Jeanne Hedgepeth was a teacher at Palatine High School in Illinois for 20 years. But while on summer vacation in Florida, she shared incendiary posts about protests following Floyd’s death in Minneapolis.
She wrote in one post that she would need “a gun and training” because “civil war has begun,” and reposted another that advocated for using high-pressure washers against protesters.
Hedgepeth’s school district deemed the posts “disrespectful, demeaning of other viewpoints and racist,” which the former teacher alleges amounted to infringement of protected speech.

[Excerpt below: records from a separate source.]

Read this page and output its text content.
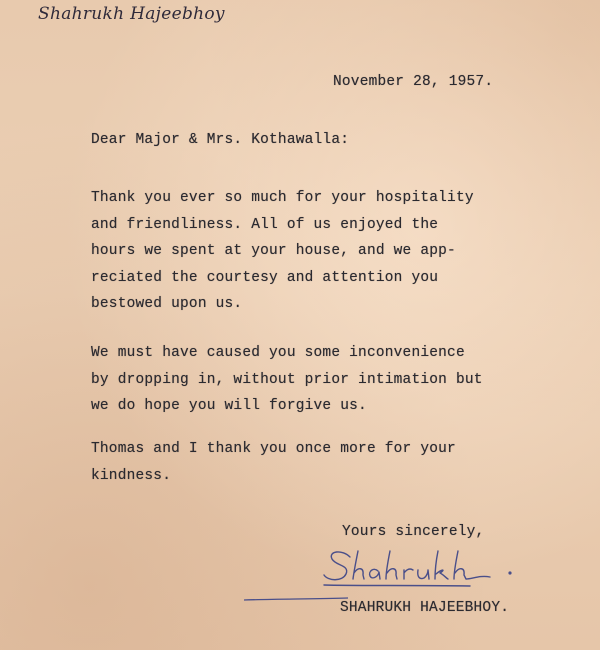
Shahrukh Hajeebhoy
November 28, 1957.
Dear Major & Mrs. Kothawalla:
Thank you ever so much for your hospitality
and friendliness. All of us enjoyed the
hours we spent at your house, and we app-
reciated the courtesy and attention you
bestowed upon us.
We must have caused you some inconvenience
by dropping in, without prior intimation but
we do hope you will forgive us.
Thomas and I thank you once more for your
kindness.
Yours sincerely,
SHAHRUKH HAJEEBHOY.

“In any other context, such blatant viewpoint discrimination by government officials would be a nonstarter,” her lawyers wrote. “But because Hedgepeth is a public employee, the Seventh Circuit held that the First Amendment does not bar the government from firing her based on the views she expressed in off-the-job speech on topics unrelated to her work.”

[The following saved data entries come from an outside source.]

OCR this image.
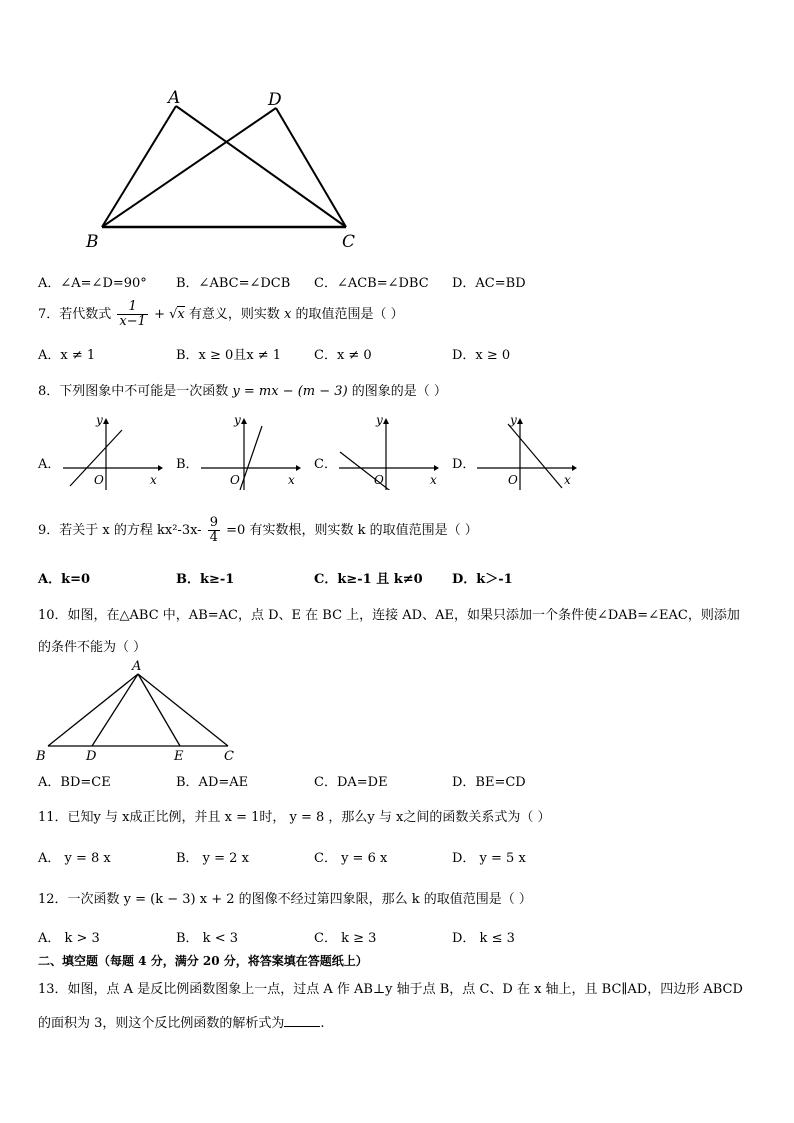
A	D
B	C
A．∠A=∠D=90° B．∠ABC=∠DCB C．∠ACB=∠DBC D．AC=BD
7．若代数式 $\frac{1}{x-1} + √x$ 有意义，则实数 x 的取值范围是（ ）
A．x ≠ 1	B．x ≥ 0且x ≠ 1	C．x ≠ 0	D．x ≥ 0
8．下列图象中不可能是一次函数 y = mx − (m − 3) 的图象的是（ ）
A．
O	x
y
B．
O	x
y
C．
O	x
y
D．
O	x
y
9．若关于 x 的方程 $kx^2-3x- \frac{9}{4} =0$ 有实数根，则实数 k 的取值范围是（ ）
A．k=0	B．k≥-1	C．k≥-1 且 k≠0 D．k＞-1
10．如图，在△ABC 中，AB=AC，点 D、E 在 BC 上，连接 AD、AE，如果只添加一个条件使∠DAB=∠EAC，则添加
的条件不能为（ ）
A
B	D	E	C
A．BD=CE	B．AD=AE	C．DA=DE	D．BE=CD
11．已知y 与 x成正比例，并且 x = 1时， y = 8 ，那么y 与 x之间的函数关系式为（ ）
A． y = 8 x	B． y = 2 x	C． y = 6 x	D． y = 5 x
12．一次函数 y = (k − 3) x + 2 的图像不经过第四象限，那么 k 的取值范围是（ ）
A． k > 3	B． k < 3	C． k ≥ 3	D． k ≤ 3
二、填空题（每题 4 分，满分 20 分，将答案填在答题纸上）
13．如图，点 A 是反比例函数图象上一点，过点 A 作 AB⊥y 轴于点 B，点 C、D 在 x 轴上，且 BC∥AD，四边形 ABCD
的面积为 3，则这个反比例函数的解析式为	.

The school district has argued that the incident was only the final straw.
In filings to the Supreme Court, the district wrote that Hedgepeth started to struggle with “appropriately moderating her interactions with students” immediately following the 2016 presidential election.
The teacher had already been suspended twice for “profane outbursts” at students by the time her employment was terminated, the school said.
Ultimately, the school district received 113 emails about Hedgepeth’s posts — some of which had multiple signatories, according to court filings.
“Petitioner frames this case as presenting broad questions concerning off-campus speech and ‘cancel culture,’” wrote the school district’s lawyers. “In fact, the Seventh Circuit’s fact-specific assessment of the summary-judgment record adheres to this Court’s long-established precedent and has little import beyond Petitioner’s individual case.”